Transforming Data During a Load

Databend supports transforming data while loading it into a table using the COPY INTO <table> command, which simplifies your ETL pipeline for basic transformations.

This feature helps you avoid the use of temporary tables to store pre-transformed data when reordering columns during a data load.

The COPY command supports:

  • Column reordering, column omission, and casts using a SELECT statement. There is no requirement for your data files to have the same number and ordering of columns as your target table.
note

Transforming is only supported for Parquet format in the stage.

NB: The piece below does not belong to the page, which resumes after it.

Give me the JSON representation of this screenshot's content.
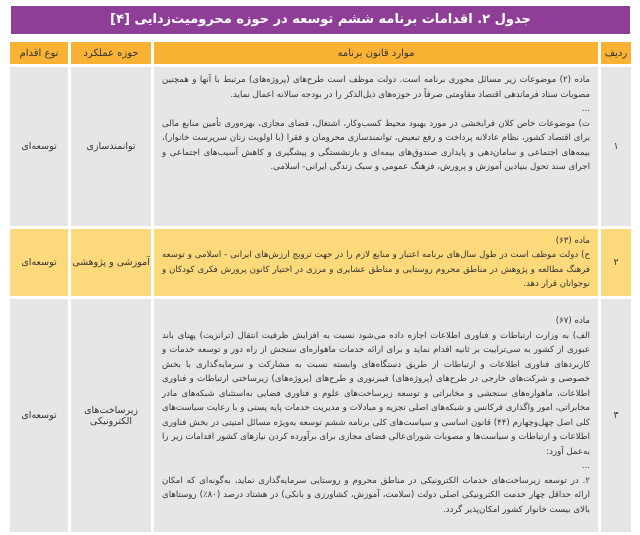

Load a Subset of Table Data

Load a subset of data into a table. The following example loads data from columns id, name of a staged Parquet file:

Sample Data

id | name       | age
---|------------|----
1 | John Doe | 35
2 | Jane Smith | 28

Example

-- create a table
CREATE TABLE my_table(id int, name string);

COPY INTO my_table
FROM (SELECT t.id, t.name FROM @mystage t)
FILE_FORMAT = (type = parquet) PATTERN='.*parquet';

Reorder Columns During a Load

To reorder the columns from a staged Parquet file before loading it into a table, you can use the COPY INTO command with a SELECT statement. The following example reorders the columns name and id:

Sample Data

id | name       | age
---|------------|----
1 | John Doe | 35
2 | Jane Smith | 28

Example

CREATE TABLE my_table(name string, id int);

COPY INTO my_table
FROM (SELECT t.name, t.id FROM @mystage t)
FILE_FORMAT = (type = parquet) PATTERN='.*parquet';

Convert Data Types During a Load

To convert staged data into other data types during a data load, you can use the appropriate conversion function in your SELECT statement.

The following example converts a timestamp into a date:

Sample Data

id | name    | timestamp
---|---------|--------------------
1 | John Doe| 2022-03-15 10:30:00
2 | Jane Doe| 2022-03-14 09:00:00

Example

CREATE TABLE my_table(id int, name string, time date);

COPY INTO my_table
FROM (SELECT t.id, t.name, to_date(t.timestamp) FROM @mystage t)
FILE_FORMAT = (type = parquet) PATTERN='.*parquet';

Conclusion

Transforming data during a load is a powerful feature of Databend that allows you to simplify your ETL pipeline and avoid the use of temporary tables. With the ability to transform data during a load, you can streamline your ETL pipeline and focus on the analysis of your data rather than the mechanics of moving it around.